The Québec Residual Materials Management Policy, introduced in 2011, aims to ban by 2022 the disposal and incineration of organic materials, such as sludge from sewage treatment plants and source-sorted organic fraction of municipal solid waste (SS-OFMSW). This Policy is part of the Government’s commitment to build a green economy and reduce Québec’s greenhouse gas emissions in order to contribute to Québec’s objectives in the fight against climate change. For the valorisation of municipal sludge and SS-OFMSW, various processes can be used, including composting and biomethanisation.
The biomethanisation process allows the conversion of organic residues into biomethane and the recycling of nutrients that are concentrated in the remaining digestate. The latter contains the undigested resilient organic matter, water and micro- and macronutrients, such as nitrogen and phosphorus.
In order to facilitate the achievement of the measures enacted in the Québec Residual Materials Management Policy by municipalities and industries, the Ministère de l’Environnement et de la Lutte contre les changements climatiques (MELCC) offers the Organic Material Biomethanisation and Composting Program, which provides financial support to municipal and private sectors for the installation of infrastructure to treat organic waste through one of these two processes. As a result, biomethanisation projects are rapidly developing in the province (e.g. Québec City, Saint-Hyacinthe). However, the continued development of this technology is currently hampered in several regions of Québec and elsewhere in the world, because the resulting digestates can often not (or only sparingly) be applied on agricultural land in their crude form. This problem is triggered by strict fertilization limits in the context of environmental regulations, practical reasons (large volumes) and economic constraints (high transport and storage costs). Therefore, one of the biggest challenges for biomethanisation facilities is finding a cost-effective and sustainable strategy for the treatment and valorization of the nutrient-rich digestates.

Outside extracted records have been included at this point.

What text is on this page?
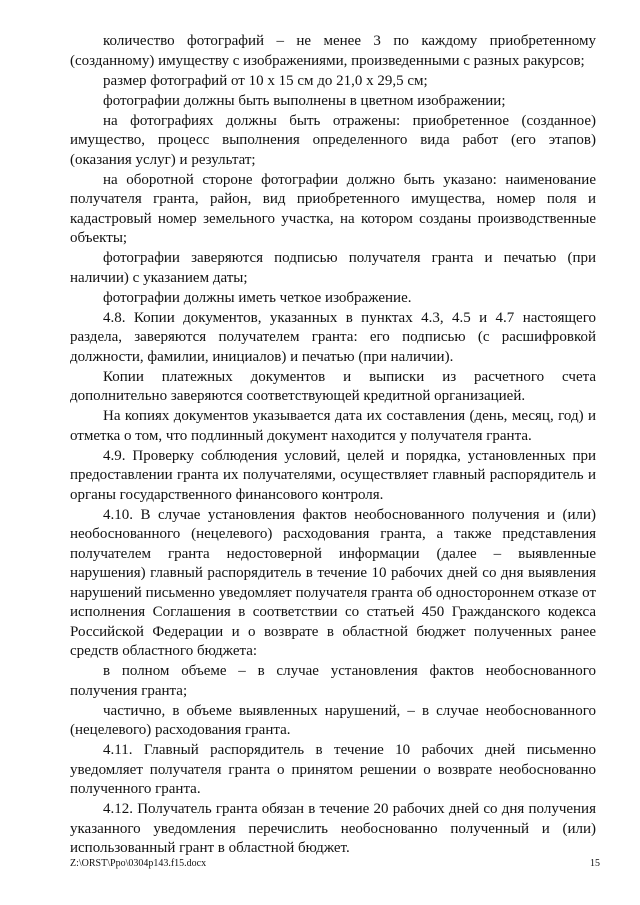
количество фотографий – не менее 3 по каждому приобретенному (созданному) имуществу с изображениями, произведенными с разных ракурсов;

размер фотографий от 10 х 15 см до 21,0 х 29,5 см;

фотографии должны быть выполнены в цветном изображении;

на фотографиях должны быть отражены: приобретенное (созданное) имущество, процесс выполнения определенного вида работ (его этапов) (оказания услуг) и результат;

на оборотной стороне фотографии должно быть указано: наименование получателя гранта, район, вид приобретенного имущества, номер поля и кадастровый номер земельного участка, на котором созданы производственные объекты;

фотографии заверяются подписью получателя гранта и печатью (при наличии) с указанием даты;

фотографии должны иметь четкое изображение.

4.8. Копии документов, указанных в пунктах 4.3, 4.5 и 4.7 настоящего раздела, заверяются получателем гранта: его подписью (с расшифровкой должности, фамилии, инициалов) и печатью (при наличии).

Копии платежных документов и выписки из расчетного счета дополнительно заверяются соответствующей кредитной организацией.

На копиях документов указывается дата их составления (день, месяц, год) и отметка о том, что подлинный документ находится у получателя гранта.

4.9. Проверку соблюдения условий, целей и порядка, установленных при предоставлении гранта их получателями, осуществляет главный распорядитель и органы государственного финансового контроля.

4.10. В случае установления фактов необоснованного получения и (или) необоснованного (нецелевого) расходования гранта, а также представления получателем гранта недостоверной информации (далее – выявленные нарушения) главный распорядитель в течение 10 рабочих дней со дня выявления нарушений письменно уведомляет получателя гранта об одностороннем отказе от исполнения Соглашения в соответствии со статьей 450 Гражданского кодекса Российской Федерации и о возврате в областной бюджет полученных ранее средств областного бюджета:

в полном объеме – в случае установления фактов необоснованного получения гранта;

частично, в объеме выявленных нарушений, – в случае необоснованного (нецелевого) расходования гранта.

4.11. Главный распорядитель в течение 10 рабочих дней письменно уведомляет получателя гранта о принятом решении о возврате необоснованно полученного гранта.

4.12. Получатель гранта обязан в течение 20 рабочих дней со дня получения указанного уведомления перечислить необоснованно полученный и (или) использованный грант в областной бюджет.

Z:\ORST\Ppo\0304p143.f15.docx	15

In recent years, several technologies for the recovery of nutrients as concentrated bio-fertilizers from digestates have been developed, some of which have already been applied at full scale. However, finding the optimal location and the combination and sequence of unit processes to treat a particular waste flow and the optimal operating conditions for the overall treatment train that maximize the recovery of resources at minimum cost and environmental footprint are key concerns. Given the large spatiotemporal variation of the composition of residual materials and the large spatial variation of agricultural land for distribution of the end-products, selecting the optimal treatment scenario and associated bio-based end-products is not obvious. A holistic spatiotemporal approach to biomethanisation project planning and digestate valorization is needed to reduce the overall costs and greenhouse gas emissions throughout the value chain, while respecting the provisions of local normative frameworks and social constraints, such as traffic nuisance. Such an approach must take into account transport distances, the nature of the organic waste in the area, the current treatment scenario and the alternative sustainable resource recovery scenario, the proximity to markets for recycling of recovered fertilizer products, the potential use of biogas and the fossil fuel that it replaces.
The general objective of this project is to develop a user-friendly decision-support software tool that allows setting up optimal organic waste valorization chains for the Québec province. The tool will provide capabillties for planning the optimal location of new composting or biomethanisation projects, for developing optimal valorisation chains (including waste collection and end-product distribution), and for the optimal choice of process technologies and their operational parameters. The software tool will integrate three key components: 1) a multidimensional spatiotemporal database system including georeferenced and non-georeferenced data, 2) a model-based decision module for simulation and optimization, and 3) a user-friendly interface to facilitate knowledge transfer and interpretation.